Ma non sarà così grande come vorrebbe essere. Vorrebbe dare lezioni agli altri, ma la sua voce non è una sola e spesso proprio non si sente. Io penso che tra coloro che sono qui riuniti c’è unanimità su un punto: tutti vorrebbero un’Europa più forte, capace di svolgere un ruolo decisivo in un mondo al tempo stesso globalizzato e multipolare. Ma la questione che molti si pongono è: questa Europa, così com’è oggi, è in grado di svolgere un tale ruolo mondiale? Io penso che non lo sia.

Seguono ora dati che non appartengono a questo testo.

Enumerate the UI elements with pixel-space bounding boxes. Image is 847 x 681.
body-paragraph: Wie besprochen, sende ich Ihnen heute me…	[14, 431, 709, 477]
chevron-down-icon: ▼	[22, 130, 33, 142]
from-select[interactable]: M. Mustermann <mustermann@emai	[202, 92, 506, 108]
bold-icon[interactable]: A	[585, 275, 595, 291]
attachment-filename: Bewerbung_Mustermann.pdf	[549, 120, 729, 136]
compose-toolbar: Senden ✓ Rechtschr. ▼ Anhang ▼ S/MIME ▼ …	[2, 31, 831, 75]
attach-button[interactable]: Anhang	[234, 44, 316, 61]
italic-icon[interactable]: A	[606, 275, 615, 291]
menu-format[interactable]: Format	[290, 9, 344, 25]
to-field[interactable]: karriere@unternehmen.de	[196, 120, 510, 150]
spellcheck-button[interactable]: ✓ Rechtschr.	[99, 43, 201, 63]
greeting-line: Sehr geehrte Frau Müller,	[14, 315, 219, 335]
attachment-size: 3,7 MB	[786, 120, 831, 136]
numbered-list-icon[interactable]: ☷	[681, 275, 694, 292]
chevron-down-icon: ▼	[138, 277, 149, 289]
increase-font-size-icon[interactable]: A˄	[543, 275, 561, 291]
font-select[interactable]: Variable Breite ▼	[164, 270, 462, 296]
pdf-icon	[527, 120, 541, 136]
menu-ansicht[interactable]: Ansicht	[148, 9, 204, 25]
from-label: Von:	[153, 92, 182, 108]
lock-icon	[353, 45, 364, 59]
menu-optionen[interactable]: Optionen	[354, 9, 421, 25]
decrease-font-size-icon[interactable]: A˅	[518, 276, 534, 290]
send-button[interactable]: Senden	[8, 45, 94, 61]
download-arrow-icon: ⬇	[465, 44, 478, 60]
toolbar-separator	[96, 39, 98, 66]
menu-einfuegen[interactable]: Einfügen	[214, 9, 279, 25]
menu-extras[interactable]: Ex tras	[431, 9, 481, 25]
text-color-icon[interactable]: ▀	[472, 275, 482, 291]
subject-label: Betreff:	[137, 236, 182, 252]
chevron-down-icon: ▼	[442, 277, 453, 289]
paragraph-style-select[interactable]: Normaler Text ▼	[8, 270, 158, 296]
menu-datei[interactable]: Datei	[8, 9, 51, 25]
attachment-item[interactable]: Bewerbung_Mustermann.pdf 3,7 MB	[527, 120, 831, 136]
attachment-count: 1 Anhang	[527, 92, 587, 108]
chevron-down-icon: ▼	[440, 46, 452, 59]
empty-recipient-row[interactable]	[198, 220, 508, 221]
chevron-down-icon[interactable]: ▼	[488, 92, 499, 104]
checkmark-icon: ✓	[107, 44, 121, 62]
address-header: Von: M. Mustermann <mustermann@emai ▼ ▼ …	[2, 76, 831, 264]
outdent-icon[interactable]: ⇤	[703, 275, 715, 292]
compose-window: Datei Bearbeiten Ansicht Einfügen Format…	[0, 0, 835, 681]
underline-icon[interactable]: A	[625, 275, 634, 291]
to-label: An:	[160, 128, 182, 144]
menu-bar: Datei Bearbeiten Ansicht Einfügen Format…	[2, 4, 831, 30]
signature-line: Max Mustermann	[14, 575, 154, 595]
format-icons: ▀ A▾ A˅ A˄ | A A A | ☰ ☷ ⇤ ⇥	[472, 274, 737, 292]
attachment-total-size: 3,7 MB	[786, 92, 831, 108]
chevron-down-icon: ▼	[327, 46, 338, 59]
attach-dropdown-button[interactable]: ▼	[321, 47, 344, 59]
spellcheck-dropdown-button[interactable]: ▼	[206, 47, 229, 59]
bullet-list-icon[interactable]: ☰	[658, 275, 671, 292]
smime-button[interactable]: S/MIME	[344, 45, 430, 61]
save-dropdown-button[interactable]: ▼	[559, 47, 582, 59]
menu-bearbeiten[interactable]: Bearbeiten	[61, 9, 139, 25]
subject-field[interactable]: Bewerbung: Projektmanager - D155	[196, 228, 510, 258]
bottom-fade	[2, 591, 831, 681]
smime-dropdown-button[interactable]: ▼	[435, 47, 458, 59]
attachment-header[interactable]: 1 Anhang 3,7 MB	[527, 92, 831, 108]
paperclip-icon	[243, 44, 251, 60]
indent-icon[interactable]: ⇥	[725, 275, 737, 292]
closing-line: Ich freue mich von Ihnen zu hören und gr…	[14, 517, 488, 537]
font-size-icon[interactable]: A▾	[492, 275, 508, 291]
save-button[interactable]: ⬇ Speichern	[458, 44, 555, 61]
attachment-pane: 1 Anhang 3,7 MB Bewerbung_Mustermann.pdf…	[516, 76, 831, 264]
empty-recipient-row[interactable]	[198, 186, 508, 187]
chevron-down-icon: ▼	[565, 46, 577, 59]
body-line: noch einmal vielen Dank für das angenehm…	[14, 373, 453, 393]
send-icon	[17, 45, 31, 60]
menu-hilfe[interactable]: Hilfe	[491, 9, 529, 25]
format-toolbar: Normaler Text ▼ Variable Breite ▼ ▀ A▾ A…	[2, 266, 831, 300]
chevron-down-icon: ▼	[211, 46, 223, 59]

Perché? Perché l’Europa si trova nel punto più critico e difficile dell’intera sua storia più che cinquantennale. E in queste condizioni essa non può essere un protagonista reale. Il fatto è che un’Europa “una” non esiste: di Europe ce n’è più d’una, di sicuro almeno due, che vivono insieme ma che sono in contrasto tra di loro, spesso anche assai aspro.

E i popoli d’Europa sono sempre più lontani dalle loro istituzioni, come dimostra l’impressionante dato che meno della metà degli europei partecipa all’elezione del parlamento comune.

Questa Europa sta giocando una partita tutta all’interno di una logica inter-Atlantica. Una partita vecchia perchè è evidente che il suo grande alleato, gli Stati Uniti d’America, è gravemente lesionato da una crisi che non ha soluzione, mentre è ormai evidente che il potere dei tempi moderni sta spostandosi sempre più nettamente verso l’Oriente.

Pochi possono ormai rifiutare la previsione che il XXI secolo non sarà “americano” (al contrario delle previsioni, anzi dei piani, a suo tempo avanzati da Zbignew Brzezinski, e riportati in auge dal PNAC, il progetto per un nuovo secolo americano), ma diverrà sempre più nettamente “cinese”.

In questa situazione mi pare che continuare il vecchio gioco, lasciando invariate le parti, non concederà all’Europa nessuna chance: né di essere un soggetto primario sulla scena mondiale, né di essere più grande, né di essere più unita e coesa al suo interno. Temo addirittura che il rischio sia più grande: di sparire dalla scena, o quanto meno di essere ridimensionata a una semplice unione monetaria, o a un mercato comune. Cioè alcuni passi “back to the future”.

Quale partita deve dunque essere giocata, in alternativa a questa, che è sicuramente perdente?

E’ un interrogativo aperto, qui e dovunque. Io ritengo personalmente che Europa e Russia, pur essendo radicalmente diverse per la loro natura, storia, condizioni politiche, psicologiche, sono nella stessa, identica situazione.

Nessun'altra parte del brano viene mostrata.